Esclusione temporanea

  • per cinque anni dopo la guarigione di glomerulonefrite acuta;
  • due anni dopo la guarigione di brucellosi, osteomielite, febbre Q, tubercolosi e febbre reumatica (in assenza di cardiopatia cronica);
  • per un anno dopo il parto; allergie a farmaci (dopo l’ultima esposizione con particolare riguardo per la penicillina);
  • per sei mesi dopo la guarigione di: toxoplasmosi, mononucleosi infettiva, M. di Lyme e interruzione di gravidanza;
  • per quattro mesi dall’ultima esposizione a rischio: esame endoscopico con strumenti flessibili; spruzzo delle mucose con sangue o lesioni da ago; trasfusioni di emocomponenti o somministrazione di emoderivati; trapianto di tessuti o cellule di origine umana; tatuaggi o body piercing; agopuntura (se non eseguita da professionisti qualificati con ago “usa e getta”); persone a rischio dovuto a stretto contatto domestico con persone affette da epatite B; rapporti sessuali occasionali a rischio di trasmissione di malattie infettive; rapporti sessuali con persone infette o a rischio di infezione da HBV, HCV, HIV; intervento chirurgico maggiore;

Altri casi di esclusione temporanea

  • per tre mesi dal rientro da viaggi in zone endemiche per malattie tropicali;
  • due settimane a decorrere dalla data della completa guarigione clinica di malattie infettive, affezioni di tipo influenzale e febbre maggiore di 38°C;
  • per una settimana da intervento chirurgico minore;
  • cinque giorni dall’assunzione di farmaci antinfiammatori;
  • in caso di cure odontoiatriche: esclusione per 48 ore per cure di minore entità da parte di dentista o odontoigienista; esclusione per 1 settimana dopo estrazione, devitalizzazione ed interventi analoghi;
  • in caso di terapie: rinvio per un periodo variabile di tempo secondo il principio attivo dei medicinali prescritti (es.: tetracicline: 30 gg., terapie cortisoniche: 15 gg.) e comunque considerando la malattia di base;
  • in caso di malaria: esclusione dalla donazione di sangue intero per chi è vissuto in zona malarica nei primi 5 anni di vita o per 5 anni consecutivi di vita; emazie e piastrine per i 3 anni successivamente al ritorno dell’ultima visita in zona endemica a condizione che la persona resti asintomatica; è ammessa però la donazione di plasma, possono essere ammessi alla sola donazione di plasma anche gli individui con pregressa malaria 6 mesi dopo aver lasciato la zona di endemia e visitatori asintomatici di zone endemiche;
  • in caso di vaccinazioni: 4 settimane per vaccini preparati con virus o batteri vivi attenuati; 48 ore per tutti gli altri tipi di vaccini;
  • in caso di Virus del Nilo Occidentale (WNV): 28 giorni dopo la risoluzione dei sintomi nel caso in cui il donatore abbia contratto tale infezione oppure 28 giorni dopo aver lasciato una zona con casi di malattia nell’uomo nell’anno in corso nei periodi di endemia.

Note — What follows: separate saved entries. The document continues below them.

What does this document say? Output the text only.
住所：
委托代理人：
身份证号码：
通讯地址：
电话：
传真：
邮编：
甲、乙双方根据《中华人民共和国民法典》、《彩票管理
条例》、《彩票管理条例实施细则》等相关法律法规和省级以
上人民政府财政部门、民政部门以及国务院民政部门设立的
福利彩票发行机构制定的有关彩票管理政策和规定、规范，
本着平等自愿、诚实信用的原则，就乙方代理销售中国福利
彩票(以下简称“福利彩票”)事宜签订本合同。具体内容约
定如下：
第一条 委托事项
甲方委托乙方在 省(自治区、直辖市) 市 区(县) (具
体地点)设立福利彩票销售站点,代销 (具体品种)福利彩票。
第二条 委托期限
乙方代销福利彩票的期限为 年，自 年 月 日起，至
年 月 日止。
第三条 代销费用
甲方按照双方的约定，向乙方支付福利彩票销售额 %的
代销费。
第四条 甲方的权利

Colazione dopo la donazione

Durante la donazione a scuola in genere si dona il sangue intero (per donare solo il plasma bisognerebbe andare in ospedale, anche perché è un’operazione più lunga). Chi vuole donare il sangue dovrà compilare un questionario, attraverso il quale il medico potrà stabilire se è idoneo o no alla donazione. E poi fare qualche piccolo controllo di routine.

Un piccolo gesto di grandissima importanza!